Relationships of trust will not be established until key community leaders understand the intent of the information sharing environment and the preventive role that fusion centers and the SAR process plays in protecting the community from crime and violence. A fully transparent explanation can be the foundation for broad community understanding of the importance of these initiatives as well as the critical privacy, civil rights, and civil liberties protections that are in place.

The issue of trust is paramount in any relationship, whether it be personal or a JTTF working in concert with the local Metropolitan Police Department. In either case, the "Four Cores of Credibility" are necessary for humans to operate at the "Speed of Trust":

Integrity - is deep honesty and truthfulness. It is who we really are. It includes congruence, humility and courage. To increase your integrity, make and keep commitments to yourself. Stand for something and then live by it. Be open. Do you seriously consider other viewpoints? 
Intent - is your fundamental motive or agenda and the behavior that follows. It includes motive, agenda and behavior. To improve your intent, examine your motives. Are everyone's interests being served? Share the "why" behind the "what" wherever possible. 
Capabilities - is our capacity to produce and accomplish tasks: talents, attitudes, skills, knowledge and style. To build your capabilities run with your strengths. Match your strengths to unique high-value opportunities. Know where you are going and keep the vision in front of you. 
Results - is your track record. People evaluate you on three key indicators of performance. Past, current and anticipated. To improve your results take responsibility and adopt a "results" mind-set. Expect to win and create a climate of high expectations. Finish strong and avoid the "victim mentality." 
Trust in a relationship and an environment of trust in the economy, national security or the stock market makes all the difference. The behaviors that you exhibit in public and behind closed doors with your stakeholders will set the tone for everyone inside and outside the organization. Can you think of any companies or people over the past two years that you have lost trust in?

When a person loses trust in another person, a company or its government, in many cases it comes back to information governance. The time, place and method for information dissemination or sharing will in many cases, become the basis for the reason why trust is maintained or eroded in the eyes of the other.

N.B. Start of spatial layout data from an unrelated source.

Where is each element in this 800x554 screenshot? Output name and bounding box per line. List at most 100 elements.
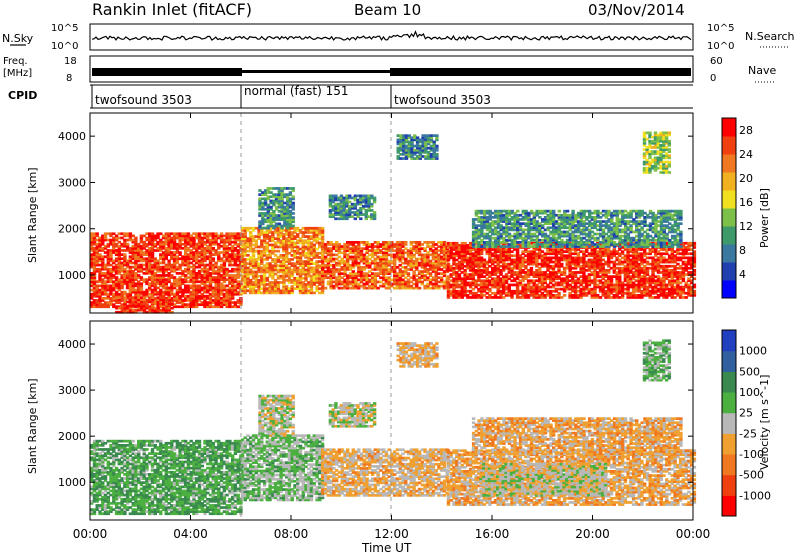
echo-cell: [379, 243, 383, 246]
echo-cell: [488, 264, 492, 268]
echo-cell: [526, 254, 531, 258]
echo-cell: [524, 283, 528, 287]
echo-cell: [192, 267, 196, 271]
echo-cell: [240, 251, 245, 255]
echo-cell: [301, 251, 305, 255]
echo-cell: [233, 288, 238, 292]
echo-cell: [170, 242, 174, 246]
echo-cell: [117, 292, 121, 296]
echo-cell: [262, 241, 267, 245]
echo-cell: [208, 278, 213, 281]
echo-cell: [493, 283, 498, 287]
echo-cell: [150, 234, 155, 238]
echo-cell: [290, 270, 294, 274]
echo-cell: [540, 283, 545, 287]
echo-cell: [406, 284, 411, 288]
echo-cell: [532, 275, 536, 278]
echo-cell: [315, 256, 319, 259]
echo-cell: [287, 243, 292, 247]
echo-cell: [393, 272, 397, 275]
echo-cell: [515, 271, 520, 274]
echo-cell: [437, 284, 441, 288]
echo-cell: [257, 283, 261, 286]
echo-cell: [123, 242, 127, 246]
echo-cell: [393, 280, 397, 284]
echo-cell: [131, 274, 135, 277]
echo-cell: [329, 284, 333, 288]
echo-cell: [491, 266, 495, 270]
echo-cell: [477, 279, 481, 283]
echo-cell: [276, 283, 281, 286]
echo-cell: [139, 249, 144, 252]
echo-cell: [463, 241, 467, 245]
echo-cell: [287, 270, 292, 274]
echo-cell: [178, 301, 182, 304]
echo-cell: [285, 256, 289, 259]
echo-cell: [368, 286, 372, 290]
echo-cell: [457, 260, 462, 264]
echo-cell: [189, 301, 193, 304]
echo-cell: [526, 287, 531, 291]
echo-cell: [225, 253, 229, 256]
echo-cell: [271, 291, 275, 295]
echo-cell: [315, 276, 319, 280]
echo-cell: [395, 241, 400, 244]
echo-cell: [189, 276, 193, 279]
echo-cell: [192, 301, 196, 304]
echo-cell: [214, 282, 218, 286]
echo-cell: [134, 292, 138, 296]
echo-cell: [496, 285, 500, 289]
freq-strip: Freq. [MHz] 18 8 60 0 Nave: [3, 55, 776, 84]
echo-cell: [460, 244, 464, 247]
echo-cell: [379, 257, 383, 261]
echo-cell: [228, 261, 232, 265]
echo-cell: [529, 294, 534, 297]
echo-cell: [172, 253, 177, 256]
echo-cell: [529, 258, 534, 262]
echo-cell: [206, 286, 210, 290]
echo-cell: [304, 229, 308, 232]
echo-cell: [103, 286, 108, 290]
echo-cell: [178, 305, 182, 309]
echo-cell: [370, 249, 375, 252]
echo-cell: [468, 264, 473, 268]
echo-cell: [167, 232, 171, 236]
echo-cell: [175, 294, 180, 298]
echo-cell: [301, 243, 305, 247]
echo-cell: [101, 259, 105, 263]
echo-cell: [354, 272, 358, 275]
echo-cell: [393, 266, 397, 269]
echo-cell: [240, 235, 245, 238]
echo-cell: [282, 285, 286, 288]
echo-cell: [535, 271, 539, 274]
echo-cell: [359, 241, 364, 244]
echo-cell: [254, 285, 258, 288]
echo-cell: [301, 268, 305, 272]
echo-cell: [120, 278, 124, 281]
echo-cell: [123, 269, 127, 273]
echo-cell: [393, 249, 397, 252]
echo-cell: [493, 254, 498, 258]
echo-cell: [387, 259, 391, 263]
echo-cell: [417, 257, 422, 261]
echo-cell: [200, 288, 204, 292]
echo-cell: [540, 250, 545, 253]
echo-cell: [287, 237, 292, 240]
echo-cell: [254, 262, 258, 265]
echo-cell: [203, 272, 207, 275]
echo-cell: [298, 262, 303, 265]
echo-cell: [236, 290, 240, 294]
echo-cell: [150, 242, 155, 246]
echo-cell: [293, 226, 297, 230]
echo-cell: [134, 255, 138, 259]
echo-cell: [123, 249, 127, 252]
echo-cell: [368, 270, 372, 273]
echo-cell: [315, 235, 319, 238]
echo-cell: [92, 261, 97, 265]
echo-cell: [452, 260, 456, 264]
echo-cell: [507, 258, 511, 262]
echo-cell: [373, 259, 378, 263]
echo-cell: [309, 247, 314, 251]
echo-cell: [290, 239, 294, 243]
echo-cell: [485, 291, 489, 295]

Suffice it to say that more than ever, "Open Source" information is becoming the starting point for all intelligence collection activities. In the context of the corporate policy regarding the use of systems, most if not all companies have the right to monitor all applications for "Red Flag" indicators of fraud, espionage or other violations of state and federal laws. Corporations are using "Open Source" information to determine the initial profile of potential candidates for open positions including the analysis of FaceBook or LinkedIn social networking sites.
Executive Order 12333 emphasizes US citizens rights:
The Executive Order maintains and strengthens existing protections for Americans' civil liberties and privacy rights. The Executive Order retains and reinforces the provisions in place in the original Executive Order 12333 to ensure that all intelligence activities are conducted in a manner that protects the civil liberties and privacy rights of Americans. All collection, retention, and dissemination of information regarding United States persons must be conducted in accordance with procedures approved by the Attorney General.
The future of "Building Communities of Trust" in the United States will require significant investments in building awareness, training front line officers and implementing effective oversight mechanisms. It will be achieved without the sacrifice of the rule sets established in 1791.